À la place des neuf mois d’emprisonnement pour attentat à la pudeur sur sa fille, le directeur de compagnie Serge Alain Giblot Ducray effectuera 180 heures de travaux communautaires au poste de police de Beau-Bassin à partir du 23 août. De plus, il devra se présenter au poste les mardis et jeudis et devra participer à des sessions de “counseling” deux fois par mois. Alain Ducray a toutefois fait appel de cette décision. D’autre part, il a également dû s’acquitter d’une caution de Rs 15 000 pour les procédures d’appel.

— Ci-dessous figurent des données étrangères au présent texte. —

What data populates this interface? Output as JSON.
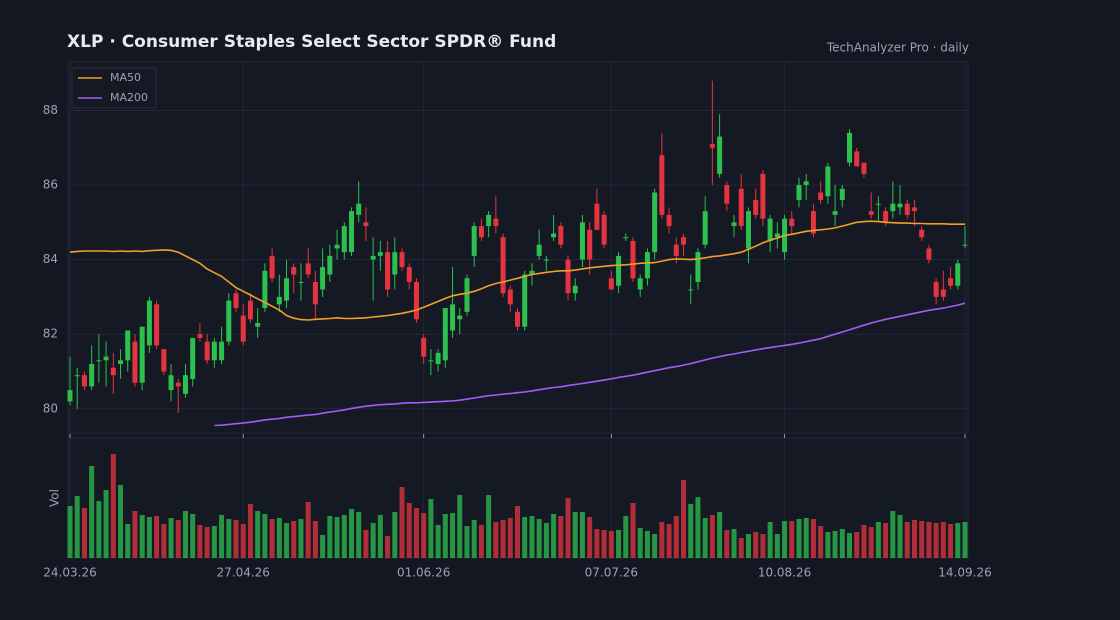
{
  "chart_data": {
    "type": "candlestick",
    "title": "XLP  ·  Consumer Staples Select Sector SPDR® Fund",
    "subtitle": "TechAnalyzer Pro · daily",
    "volume_label": "Vol",
    "categories": [
      "24.03.26",
      null,
      null,
      null,
      null,
      null,
      null,
      null,
      null,
      null,
      null,
      null,
      null,
      null,
      null,
      null,
      null,
      null,
      null,
      null,
      null,
      null,
      null,
      null,
      "27.04.26",
      null,
      null,
      null,
      null,
      null,
      null,
      null,
      null,
      null,
      null,
      null,
      null,
      null,
      null,
      null,
      null,
      null,
      null,
      null,
      null,
      null,
      null,
      null,
      null,
      "01.06.26",
      null,
      null,
      null,
      null,
      null,
      null,
      null,
      null,
      null,
      null,
      null,
      null,
      null,
      null,
      null,
      null,
      null,
      null,
      null,
      null,
      null,
      null,
      null,
      null,
      null,
      "07.07.26",
      null,
      null,
      null,
      null,
      null,
      null,
      null,
      null,
      null,
      null,
      null,
      null,
      null,
      null,
      null,
      null,
      null,
      null,
      null,
      null,
      null,
      null,
      null,
      "10.08.26",
      null,
      null,
      null,
      null,
      null,
      null,
      null,
      null,
      null,
      null,
      null,
      null,
      null,
      null,
      null,
      null,
      null,
      null,
      null,
      null,
      null,
      null,
      null,
      null,
      "14.09.26"
    ],
    "ohlc": [
      [
        80.2,
        81.4,
        80.1,
        80.5
      ],
      [
        80.9,
        81.1,
        80.0,
        80.9
      ],
      [
        80.9,
        81.0,
        80.5,
        80.6
      ],
      [
        80.6,
        81.7,
        80.5,
        81.2
      ],
      [
        81.3,
        82.0,
        80.7,
        81.3
      ],
      [
        81.3,
        81.8,
        80.6,
        81.4
      ],
      [
        81.1,
        81.5,
        80.4,
        80.9
      ],
      [
        81.2,
        81.6,
        80.8,
        81.3
      ],
      [
        81.3,
        82.1,
        81.0,
        82.1
      ],
      [
        81.8,
        82.0,
        80.6,
        80.7
      ],
      [
        80.7,
        82.2,
        80.5,
        82.2
      ],
      [
        81.7,
        83.0,
        81.5,
        82.9
      ],
      [
        82.8,
        82.9,
        81.6,
        81.7
      ],
      [
        81.6,
        81.6,
        80.9,
        81.0
      ],
      [
        80.5,
        81.2,
        80.2,
        80.9
      ],
      [
        80.7,
        80.8,
        79.9,
        80.6
      ],
      [
        80.4,
        81.2,
        80.3,
        80.9
      ],
      [
        80.8,
        81.9,
        80.6,
        81.9
      ],
      [
        82.0,
        82.3,
        81.8,
        81.9
      ],
      [
        81.8,
        82.0,
        81.2,
        81.3
      ],
      [
        81.3,
        81.9,
        81.1,
        81.8
      ],
      [
        81.3,
        82.2,
        81.2,
        81.8
      ],
      [
        81.8,
        83.1,
        81.7,
        82.9
      ],
      [
        83.1,
        83.2,
        82.6,
        82.7
      ],
      [
        82.5,
        82.8,
        81.7,
        81.8
      ],
      [
        82.9,
        83.1,
        82.3,
        82.4
      ],
      [
        82.2,
        82.7,
        81.9,
        82.3
      ],
      [
        82.7,
        83.9,
        82.6,
        83.7
      ],
      [
        84.1,
        84.3,
        83.4,
        83.5
      ],
      [
        82.8,
        83.6,
        82.6,
        83.0
      ],
      [
        82.9,
        84.0,
        82.7,
        83.5
      ],
      [
        83.8,
        83.9,
        83.1,
        83.6
      ],
      [
        83.4,
        83.9,
        82.9,
        83.4
      ],
      [
        83.9,
        84.3,
        83.5,
        83.6
      ],
      [
        83.4,
        83.7,
        82.4,
        82.8
      ],
      [
        83.2,
        84.3,
        83.0,
        83.8
      ],
      [
        83.6,
        84.4,
        83.4,
        84.1
      ],
      [
        84.3,
        84.8,
        84.0,
        84.4
      ],
      [
        84.2,
        85.0,
        84.0,
        84.9
      ],
      [
        84.2,
        85.4,
        84.1,
        85.3
      ],
      [
        85.2,
        86.1,
        85.0,
        85.5
      ],
      [
        85.0,
        85.4,
        84.5,
        84.9
      ],
      [
        84.0,
        84.6,
        82.9,
        84.1
      ],
      [
        84.1,
        84.5,
        83.7,
        84.2
      ],
      [
        84.2,
        84.5,
        83.0,
        83.2
      ],
      [
        83.6,
        84.6,
        83.2,
        84.2
      ],
      [
        84.2,
        84.3,
        83.7,
        83.8
      ],
      [
        83.8,
        83.9,
        83.2,
        83.4
      ],
      [
        83.4,
        83.5,
        82.3,
        82.4
      ],
      [
        81.9,
        82.0,
        81.2,
        81.4
      ],
      [
        81.3,
        81.6,
        80.9,
        81.3
      ],
      [
        81.2,
        81.6,
        81.0,
        81.5
      ],
      [
        81.3,
        82.7,
        81.1,
        82.7
      ],
      [
        82.1,
        83.8,
        81.9,
        82.8
      ],
      [
        82.4,
        82.7,
        82.0,
        82.5
      ],
      [
        82.6,
        83.6,
        82.5,
        83.5
      ],
      [
        84.1,
        85.0,
        83.8,
        84.9
      ],
      [
        84.9,
        85.1,
        84.5,
        84.6
      ],
      [
        84.9,
        85.3,
        84.6,
        85.2
      ],
      [
        85.1,
        85.7,
        84.7,
        84.9
      ],
      [
        84.6,
        84.7,
        83.0,
        83.1
      ],
      [
        83.2,
        83.3,
        82.6,
        82.8
      ],
      [
        82.6,
        82.7,
        82.1,
        82.2
      ],
      [
        82.2,
        83.7,
        82.1,
        83.6
      ],
      [
        83.6,
        83.9,
        83.3,
        83.7
      ],
      [
        84.1,
        84.8,
        84.0,
        84.4
      ],
      [
        84.0,
        84.1,
        83.7,
        84.0
      ],
      [
        84.6,
        85.2,
        84.5,
        84.7
      ],
      [
        84.9,
        85.0,
        84.3,
        84.4
      ],
      [
        84.0,
        84.1,
        82.9,
        83.1
      ],
      [
        83.1,
        83.5,
        82.9,
        83.3
      ],
      [
        84.0,
        85.2,
        83.8,
        85.0
      ],
      [
        84.8,
        85.0,
        83.6,
        84.0
      ],
      [
        85.5,
        85.9,
        84.8,
        84.8
      ],
      [
        85.2,
        85.3,
        84.3,
        84.4
      ],
      [
        83.5,
        83.7,
        83.2,
        83.2
      ],
      [
        83.3,
        84.2,
        83.1,
        84.1
      ],
      [
        84.6,
        84.7,
        84.5,
        84.6
      ],
      [
        84.5,
        84.6,
        83.4,
        83.5
      ],
      [
        83.2,
        83.6,
        83.0,
        83.5
      ],
      [
        83.5,
        84.3,
        83.3,
        84.2
      ],
      [
        84.2,
        85.9,
        84.0,
        85.8
      ],
      [
        86.8,
        87.4,
        85.1,
        85.2
      ],
      [
        85.2,
        85.4,
        84.7,
        84.9
      ],
      [
        84.4,
        84.6,
        83.9,
        84.1
      ],
      [
        84.6,
        84.7,
        84.1,
        84.4
      ],
      [
        83.2,
        83.6,
        82.8,
        83.2
      ],
      [
        83.4,
        84.3,
        83.2,
        84.2
      ],
      [
        84.4,
        85.7,
        84.3,
        85.3
      ],
      [
        87.1,
        88.8,
        86.0,
        87.0
      ],
      [
        86.3,
        87.9,
        86.2,
        87.3
      ],
      [
        86.0,
        86.1,
        85.3,
        85.5
      ],
      [
        84.9,
        85.2,
        84.6,
        85.0
      ],
      [
        85.9,
        86.3,
        84.8,
        84.9
      ],
      [
        84.3,
        85.4,
        83.9,
        85.3
      ],
      [
        85.6,
        85.9,
        85.1,
        85.2
      ],
      [
        86.3,
        86.4,
        84.9,
        85.1
      ],
      [
        84.5,
        85.2,
        84.2,
        85.1
      ],
      [
        84.6,
        85.0,
        84.3,
        84.7
      ],
      [
        84.2,
        85.2,
        84.0,
        85.1
      ],
      [
        85.1,
        85.3,
        84.7,
        84.9
      ],
      [
        85.6,
        86.2,
        85.4,
        86.0
      ],
      [
        86.0,
        86.3,
        85.6,
        86.1
      ],
      [
        85.3,
        85.5,
        84.6,
        84.7
      ],
      [
        85.8,
        86.1,
        85.5,
        85.6
      ],
      [
        85.7,
        86.6,
        85.5,
        86.5
      ],
      [
        85.2,
        86.0,
        84.9,
        85.3
      ],
      [
        85.6,
        86.0,
        85.4,
        85.9
      ],
      [
        86.6,
        87.5,
        86.5,
        87.4
      ],
      [
        86.9,
        87.0,
        86.5,
        86.5
      ],
      [
        86.6,
        86.6,
        86.2,
        86.3
      ],
      [
        85.3,
        85.8,
        85.1,
        85.2
      ],
      [
        85.5,
        85.7,
        85.0,
        85.5
      ],
      [
        85.3,
        85.4,
        84.9,
        85.0
      ],
      [
        85.3,
        86.1,
        85.1,
        85.5
      ],
      [
        85.4,
        86.0,
        85.2,
        85.5
      ],
      [
        85.5,
        85.6,
        85.1,
        85.2
      ],
      [
        85.4,
        85.6,
        84.9,
        85.3
      ],
      [
        84.8,
        84.9,
        84.5,
        84.6
      ],
      [
        84.3,
        84.4,
        83.9,
        84.0
      ],
      [
        83.4,
        83.5,
        82.8,
        83.0
      ],
      [
        83.2,
        83.7,
        82.9,
        83.0
      ],
      [
        83.5,
        83.8,
        83.2,
        83.3
      ],
      [
        83.3,
        84.0,
        83.2,
        83.9
      ],
      [
        84.4,
        84.9,
        84.3,
        84.4
      ]
    ],
    "volume": [
      5.2,
      6.2,
      5.0,
      9.2,
      5.7,
      6.8,
      10.4,
      7.3,
      3.4,
      4.7,
      4.3,
      4.1,
      4.2,
      3.4,
      4.0,
      3.8,
      4.7,
      4.4,
      3.3,
      3.1,
      3.2,
      4.3,
      3.9,
      3.8,
      3.4,
      5.4,
      4.7,
      4.4,
      3.9,
      4.0,
      3.5,
      3.7,
      3.9,
      5.6,
      3.7,
      2.3,
      4.2,
      4.1,
      4.3,
      4.9,
      4.6,
      2.8,
      3.5,
      4.3,
      2.2,
      4.6,
      7.1,
      5.5,
      5.0,
      4.5,
      5.9,
      3.3,
      4.4,
      4.5,
      6.3,
      3.2,
      3.8,
      3.3,
      6.3,
      3.6,
      3.8,
      4.0,
      5.2,
      4.1,
      4.2,
      3.9,
      3.5,
      4.4,
      4.2,
      6.0,
      4.6,
      4.6,
      4.1,
      2.9,
      2.8,
      2.7,
      2.8,
      4.2,
      5.5,
      3.0,
      2.7,
      2.4,
      3.6,
      3.4,
      4.2,
      7.8,
      5.4,
      6.1,
      4.0,
      4.3,
      4.6,
      2.8,
      2.9,
      2.0,
      2.4,
      2.6,
      2.4,
      3.6,
      2.4,
      3.7,
      3.7,
      3.9,
      4.0,
      3.9,
      3.2,
      2.6,
      2.7,
      2.9,
      2.5,
      2.6,
      3.3,
      3.1,
      3.6,
      3.5,
      4.7,
      4.3,
      3.6,
      3.8,
      3.7,
      3.6,
      3.5,
      3.6,
      3.4,
      3.5,
      3.6
    ],
    "series": [
      {
        "name": "MA50",
        "color": "#f0a02a",
        "values": [
          84.2,
          84.22,
          84.23,
          84.23,
          84.23,
          84.23,
          84.22,
          84.23,
          84.22,
          84.23,
          84.22,
          84.24,
          84.25,
          84.26,
          84.25,
          84.2,
          84.1,
          84.0,
          83.9,
          83.75,
          83.65,
          83.55,
          83.4,
          83.25,
          83.15,
          83.05,
          82.95,
          82.85,
          82.75,
          82.65,
          82.5,
          82.43,
          82.39,
          82.38,
          82.4,
          82.41,
          82.42,
          82.44,
          82.42,
          82.42,
          82.43,
          82.44,
          82.46,
          82.48,
          82.5,
          82.53,
          82.56,
          82.6,
          82.65,
          82.72,
          82.8,
          82.88,
          82.96,
          83.03,
          83.07,
          83.1,
          83.15,
          83.22,
          83.3,
          83.36,
          83.4,
          83.45,
          83.5,
          83.55,
          83.6,
          83.63,
          83.66,
          83.68,
          83.7,
          83.7,
          83.72,
          83.75,
          83.78,
          83.8,
          83.82,
          83.84,
          83.85,
          83.86,
          83.88,
          83.9,
          83.91,
          83.92,
          83.96,
          84.0,
          84.02,
          84.01,
          84.0,
          84.02,
          84.05,
          84.08,
          84.1,
          84.13,
          84.16,
          84.2,
          84.28,
          84.36,
          84.45,
          84.52,
          84.58,
          84.65,
          84.68,
          84.72,
          84.76,
          84.78,
          84.8,
          84.82,
          84.85,
          84.9,
          84.95,
          85.0,
          85.02,
          85.03,
          85.02,
          85.0,
          84.99,
          84.98,
          84.98,
          84.97,
          84.97,
          84.96,
          84.96,
          84.96,
          84.95,
          84.95,
          84.95
        ]
      },
      {
        "name": "MA200",
        "color": "#a45cf2",
        "values": [
          null,
          null,
          null,
          null,
          null,
          null,
          null,
          null,
          null,
          null,
          null,
          null,
          null,
          null,
          null,
          null,
          null,
          null,
          null,
          null,
          79.55,
          79.56,
          79.58,
          79.6,
          79.62,
          79.64,
          79.67,
          79.7,
          79.72,
          79.74,
          79.77,
          79.79,
          79.81,
          79.83,
          79.85,
          79.88,
          79.91,
          79.94,
          79.97,
          80.01,
          80.04,
          80.07,
          80.09,
          80.11,
          80.12,
          80.13,
          80.15,
          80.16,
          80.16,
          80.17,
          80.18,
          80.19,
          80.2,
          80.21,
          80.23,
          80.26,
          80.29,
          80.32,
          80.35,
          80.37,
          80.39,
          80.41,
          80.43,
          80.45,
          80.48,
          80.51,
          80.54,
          80.57,
          80.59,
          80.62,
          80.65,
          80.68,
          80.71,
          80.74,
          80.77,
          80.8,
          80.84,
          80.87,
          80.9,
          80.94,
          80.98,
          81.02,
          81.06,
          81.1,
          81.13,
          81.17,
          81.21,
          81.26,
          81.31,
          81.36,
          81.4,
          81.44,
          81.47,
          81.51,
          81.54,
          81.58,
          81.61,
          81.64,
          81.67,
          81.7,
          81.73,
          81.76,
          81.8,
          81.84,
          81.88,
          81.94,
          82.0,
          82.06,
          82.12,
          82.18,
          82.24,
          82.3,
          82.35,
          82.4,
          82.44,
          82.48,
          82.52,
          82.56,
          82.6,
          82.64,
          82.67,
          82.7,
          82.74,
          82.78,
          82.83
        ]
      }
    ],
    "up_color": "#2cc04f",
    "down_color": "#e5343f",
    "ylim": [
      79.35,
      89.3
    ],
    "yticks": [
      80,
      82,
      84,
      86,
      88
    ],
    "volume_ylim": [
      0,
      12
    ],
    "grid": true,
    "legend": "upper left"
  }
}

C’est son ex-femme qui avait porté plainte contre lui alors qu’ils étaient en instance de divorce. Dans ses dépositions, elle avait indiqué avoir eu trois enfants avec Serge Alain Giblot Ducray et qu’après leur divorce, elle n’avait pas émis d’objection à ce que les enfants aillent lui rendre visite. La mère devait indiquer que quand sa fille revenait de chez son père, elle était « différente, plus effrayée, silencieuse et se plaignait de douleurs aux parties intimes ». Elle avait dès lors demandé à sa fille si son père l’avait touchée, ce à quoi elle avait répondu par l’affirmative. La fillette avait donné une déposition à la Child Development Unit (CDU) en présence d’une psychologue le 27 mars 2012 pour confirmer les actes de son père. Cette dernière avait relaté à sa pédiatre et à sa psychologue qu’à quatre reprises, au domicile de son père, ce dernier avait attenté à sa pudeur.
Serge Alain Giblot Ducray, qui ne s’était pas adressé à la cour lors de son procès, avait réfuté les accusations dans ses dépositions à la police, soutenant que son ex-femme l’avait déjà menacé de consigner de fausses allégations d’attentat à la pudeur contre lui auparavant, soit peu après leur divorce. Il avait avancé que, depuis mars 2012, son ex-femme lui avait interdit de voir ses enfants.